Automated Real-Time Inspection in Indoor and Outdoor 3D Environments with Cooperative Aerial Robots
Andreas Anastasiou, Angelos Zacharia, Savvas Papaioannou, Panayiotis Kolios, Christos G. Panayiotou, Marios M. Polycarpou
TL;DR
This work tackles automated 3D infrastructure inspection in unknown cluttered indoor and outdoor environments using a team of heterogeneous UAVs. It introduces CARI, a two-stage cooperative inspection approach: Stage 1 builds a map of the environment using complementary LiDAR and camera sensing, and Stage 2 computes cooperative, collision-free inspection paths to maximize surface observation quality.
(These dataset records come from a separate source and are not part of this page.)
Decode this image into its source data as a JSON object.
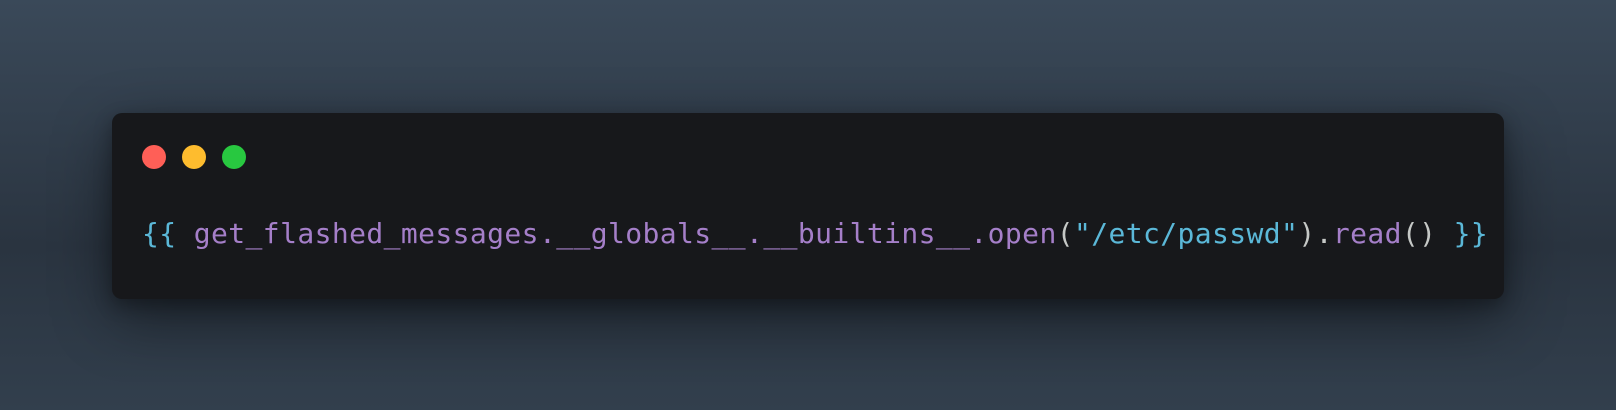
{
  "window": {
    "background": "#17181b",
    "traffic_lights": [
      {
        "name": "close",
        "color": "#ff5f57"
      },
      {
        "name": "minimize",
        "color": "#febc2e"
      },
      {
        "name": "maximize",
        "color": "#28c840"
      }
    ]
  },
  "code": {
    "tokens": [
      {
        "text": "{{",
        "kind": "brace"
      },
      {
        "text": " ",
        "kind": "punct"
      },
      {
        "text": "get_flashed_messages",
        "kind": "ident"
      },
      {
        "text": ".",
        "kind": "ident"
      },
      {
        "text": "__globals__",
        "kind": "ident"
      },
      {
        "text": ".",
        "kind": "ident"
      },
      {
        "text": "__builtins__",
        "kind": "ident"
      },
      {
        "text": ".",
        "kind": "ident"
      },
      {
        "text": "open",
        "kind": "ident"
      },
      {
        "text": "(",
        "kind": "punct"
      },
      {
        "text": "\"/etc/passwd\"",
        "kind": "string"
      },
      {
        "text": ")",
        "kind": "punct"
      },
      {
        "text": ".",
        "kind": "punct"
      },
      {
        "text": "read",
        "kind": "ident"
      },
      {
        "text": "()",
        "kind": "punct"
      },
      {
        "text": " ",
        "kind": "punct"
      },
      {
        "text": "}}",
        "kind": "brace"
      }
    ],
    "colors": {
      "brace": "#5bb8d8",
      "ident": "#a57fc9",
      "punct": "#c5c8c6",
      "string": "#5bb8d8"
    }
  }
}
The approach combines operational volume determination, real-time occupancy mapping, distributed multi-TSP path planning, and a Dijkstra-Receding Horizon Local Planning controller with ongoing map exchanges to maintain up-to-date plans. Validation is performed with Gazebo-based simulations across three real-world-like scenarios, achieving thorough surface coverage and demonstrated success in the CARIC competition. The framework offers a scalable, practical solution for robust multi-UAV 3D inspection in unknown clutter with real-time coordination and communication constraints.
Abstract
This work introduces a cooperative inspection system designed to efficiently control and coordinate a team of distributed heterogeneous UAV agents for the inspection of 3D structures in cluttered, unknown spaces. Our proposed approach employs a two-stage innovative methodology. Initially, it leverages the complementary sensing capabilities of the robots to cooperatively map the unknown environment. It then generates optimized, collision-free inspection paths, thereby ensuring comprehensive coverage of the structure's surface area. The effectiveness of our system is demonstrated through qualitative and quantitative results from extensive Gazebo-based simulations that closely replicate real-world inspection scenarios, highlighting its ability to thoroughly inspect real-world-like 3D structures.